Proto-Indo-European Roots
Cognates of the borrowed soupe are found throughout Europe: French soupe (source of the English loan), Italian zuppa (especially zuppa inglese, "English soup," the trifle-like dessert named in the nineteenth century either for its resemblance to English puddings or, according to one story, for the English diplomats who liked it at the ducal court of Parma), Spanish sopa, Portuguese sopa, Catalan sopa, Romanian supă, Dutch soep, German Suppe, Swedish soppa, Danish suppe, Norwegian suppe, Polish zupa, Russian суп (sup, borrowed from French in the Petrine period), Hungarian leves (native) but also zupa in older registers, Turkish çorba (unrelated). The Germanic cousins — German Suppe, Dutch soep, Swedish soppa — are in most cases reborrowings from French rather than direct survivals from Germanic *supô, which had largely been replaced by native words such as German Brühe (broth) before being displaced again by the French-mediated international term.

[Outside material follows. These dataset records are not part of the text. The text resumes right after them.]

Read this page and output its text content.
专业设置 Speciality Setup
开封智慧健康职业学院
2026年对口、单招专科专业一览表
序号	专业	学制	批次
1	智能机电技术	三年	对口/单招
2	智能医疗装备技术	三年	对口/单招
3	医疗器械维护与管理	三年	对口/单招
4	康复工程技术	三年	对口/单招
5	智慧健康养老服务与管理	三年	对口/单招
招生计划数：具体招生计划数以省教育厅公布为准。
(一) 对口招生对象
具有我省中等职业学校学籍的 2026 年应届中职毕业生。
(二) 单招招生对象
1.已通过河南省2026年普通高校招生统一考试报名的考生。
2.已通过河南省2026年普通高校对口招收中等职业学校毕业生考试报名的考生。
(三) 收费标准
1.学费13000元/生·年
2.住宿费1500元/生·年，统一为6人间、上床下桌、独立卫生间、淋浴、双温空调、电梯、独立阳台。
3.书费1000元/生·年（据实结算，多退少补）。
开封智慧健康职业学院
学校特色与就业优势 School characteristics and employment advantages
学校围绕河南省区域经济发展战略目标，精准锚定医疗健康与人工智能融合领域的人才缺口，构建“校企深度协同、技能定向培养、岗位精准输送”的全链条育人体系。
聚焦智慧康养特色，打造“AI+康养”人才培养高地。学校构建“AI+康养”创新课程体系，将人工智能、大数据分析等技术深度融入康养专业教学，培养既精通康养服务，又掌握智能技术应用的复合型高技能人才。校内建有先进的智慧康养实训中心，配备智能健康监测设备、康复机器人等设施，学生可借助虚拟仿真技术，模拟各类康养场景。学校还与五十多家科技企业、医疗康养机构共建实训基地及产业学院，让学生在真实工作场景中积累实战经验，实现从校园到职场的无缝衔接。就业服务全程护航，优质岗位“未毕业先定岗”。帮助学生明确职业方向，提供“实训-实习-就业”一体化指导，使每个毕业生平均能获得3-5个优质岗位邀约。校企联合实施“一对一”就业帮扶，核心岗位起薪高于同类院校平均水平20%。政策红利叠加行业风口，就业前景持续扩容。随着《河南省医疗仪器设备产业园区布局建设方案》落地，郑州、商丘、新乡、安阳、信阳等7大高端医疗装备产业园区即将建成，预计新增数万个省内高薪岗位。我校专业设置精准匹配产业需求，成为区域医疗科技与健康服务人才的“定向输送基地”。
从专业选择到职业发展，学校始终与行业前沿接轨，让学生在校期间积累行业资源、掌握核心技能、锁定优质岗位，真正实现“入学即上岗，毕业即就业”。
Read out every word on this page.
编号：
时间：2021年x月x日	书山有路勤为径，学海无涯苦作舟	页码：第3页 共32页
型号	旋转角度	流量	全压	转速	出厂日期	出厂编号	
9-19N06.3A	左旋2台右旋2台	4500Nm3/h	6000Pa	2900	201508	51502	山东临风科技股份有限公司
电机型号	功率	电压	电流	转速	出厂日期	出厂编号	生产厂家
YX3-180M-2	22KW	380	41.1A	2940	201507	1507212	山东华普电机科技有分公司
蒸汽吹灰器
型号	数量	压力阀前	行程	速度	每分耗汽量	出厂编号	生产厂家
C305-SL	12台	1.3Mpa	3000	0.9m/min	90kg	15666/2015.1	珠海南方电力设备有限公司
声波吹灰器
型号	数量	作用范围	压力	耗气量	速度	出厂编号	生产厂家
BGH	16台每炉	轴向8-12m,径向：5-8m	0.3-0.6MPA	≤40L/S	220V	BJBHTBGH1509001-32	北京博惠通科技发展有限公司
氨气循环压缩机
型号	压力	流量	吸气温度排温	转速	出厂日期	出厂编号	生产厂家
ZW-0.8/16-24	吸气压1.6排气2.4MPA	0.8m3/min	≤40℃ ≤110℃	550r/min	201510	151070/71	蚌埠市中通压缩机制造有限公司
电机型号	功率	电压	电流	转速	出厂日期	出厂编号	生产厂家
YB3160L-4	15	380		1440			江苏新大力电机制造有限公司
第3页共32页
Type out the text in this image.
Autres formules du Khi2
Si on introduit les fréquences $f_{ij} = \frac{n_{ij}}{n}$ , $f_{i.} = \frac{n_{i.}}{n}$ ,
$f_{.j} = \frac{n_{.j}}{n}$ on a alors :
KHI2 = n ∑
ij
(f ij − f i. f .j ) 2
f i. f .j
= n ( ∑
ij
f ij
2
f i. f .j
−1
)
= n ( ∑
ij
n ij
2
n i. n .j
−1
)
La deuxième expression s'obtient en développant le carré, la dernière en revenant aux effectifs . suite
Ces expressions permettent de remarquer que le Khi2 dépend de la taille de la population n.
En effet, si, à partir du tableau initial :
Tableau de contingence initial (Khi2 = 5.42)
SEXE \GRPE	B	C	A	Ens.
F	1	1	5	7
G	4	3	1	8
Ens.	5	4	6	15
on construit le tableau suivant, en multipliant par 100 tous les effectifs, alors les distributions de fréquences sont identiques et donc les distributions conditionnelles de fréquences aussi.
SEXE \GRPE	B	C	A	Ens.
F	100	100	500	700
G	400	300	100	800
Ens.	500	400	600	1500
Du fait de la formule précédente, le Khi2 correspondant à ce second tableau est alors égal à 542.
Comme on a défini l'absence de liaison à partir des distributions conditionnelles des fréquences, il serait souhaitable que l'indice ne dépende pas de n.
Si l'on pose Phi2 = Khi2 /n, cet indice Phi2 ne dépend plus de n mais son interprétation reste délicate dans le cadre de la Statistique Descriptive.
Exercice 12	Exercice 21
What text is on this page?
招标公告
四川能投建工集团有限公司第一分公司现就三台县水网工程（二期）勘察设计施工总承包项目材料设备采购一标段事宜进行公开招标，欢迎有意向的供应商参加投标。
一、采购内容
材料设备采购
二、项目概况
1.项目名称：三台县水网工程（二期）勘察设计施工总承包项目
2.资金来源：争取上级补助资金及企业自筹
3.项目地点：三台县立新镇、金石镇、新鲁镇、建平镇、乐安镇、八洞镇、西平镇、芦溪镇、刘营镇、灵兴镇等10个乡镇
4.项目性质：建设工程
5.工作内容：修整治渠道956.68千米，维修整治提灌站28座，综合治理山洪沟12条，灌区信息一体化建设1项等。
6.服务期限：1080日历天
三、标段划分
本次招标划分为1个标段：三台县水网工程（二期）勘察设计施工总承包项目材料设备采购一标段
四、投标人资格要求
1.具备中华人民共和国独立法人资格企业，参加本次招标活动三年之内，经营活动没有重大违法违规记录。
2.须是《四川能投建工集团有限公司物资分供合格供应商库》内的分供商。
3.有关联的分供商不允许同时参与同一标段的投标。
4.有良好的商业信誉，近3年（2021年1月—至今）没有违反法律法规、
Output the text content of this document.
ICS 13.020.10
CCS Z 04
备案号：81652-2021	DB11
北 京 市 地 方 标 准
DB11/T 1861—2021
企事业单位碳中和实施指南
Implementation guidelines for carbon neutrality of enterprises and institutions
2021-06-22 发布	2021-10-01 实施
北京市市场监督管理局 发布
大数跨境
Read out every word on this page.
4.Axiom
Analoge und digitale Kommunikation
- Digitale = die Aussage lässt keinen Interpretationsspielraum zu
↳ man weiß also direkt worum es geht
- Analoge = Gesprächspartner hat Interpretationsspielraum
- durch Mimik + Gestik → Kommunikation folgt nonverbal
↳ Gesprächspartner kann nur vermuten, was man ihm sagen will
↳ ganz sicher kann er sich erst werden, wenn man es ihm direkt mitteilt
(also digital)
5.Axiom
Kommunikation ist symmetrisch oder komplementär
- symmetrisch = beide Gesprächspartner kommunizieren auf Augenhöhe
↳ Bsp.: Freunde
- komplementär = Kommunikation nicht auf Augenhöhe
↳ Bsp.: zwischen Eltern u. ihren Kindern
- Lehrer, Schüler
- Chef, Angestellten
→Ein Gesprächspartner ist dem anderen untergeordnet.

In modern English soup has spread metaphorically in several directions. Primordial soup, coined by J. B. S. Haldane and Alexander Oparin in the 1920s, describes the chemical broth from which life is theorised to have emerged. In the soup means to be in trouble, recorded from late-nineteenth-century American slang. Duck soup, US slang for "an easy task," dates to the 1900s. Soup kitchen (a place where soup is distributed to the destitute) is attested from the 1830s and became a fixture of Depression-era vocabulary. The soup du jour ("soup of the day") is a conventional French phrase in English-language restaurants. Meanwhile, the old cognate sop — in the technical sense of bread dipped in broth — survives principally in the phrase "a sop to Cerberus" (a pacifying offering, from the drugged honeyed cake given to the three-headed hound of Hades in Virgil's Aeneid VI) and in the verb to sop up. The round trip of the word — Germanic to Latin, Latin to French, French to English, while an older Germanic sibling still sits beside it in the language — is one of the tidier examples of how cooking vocabulary traces the political and culinary exchanges of medieval and early-modern Europe.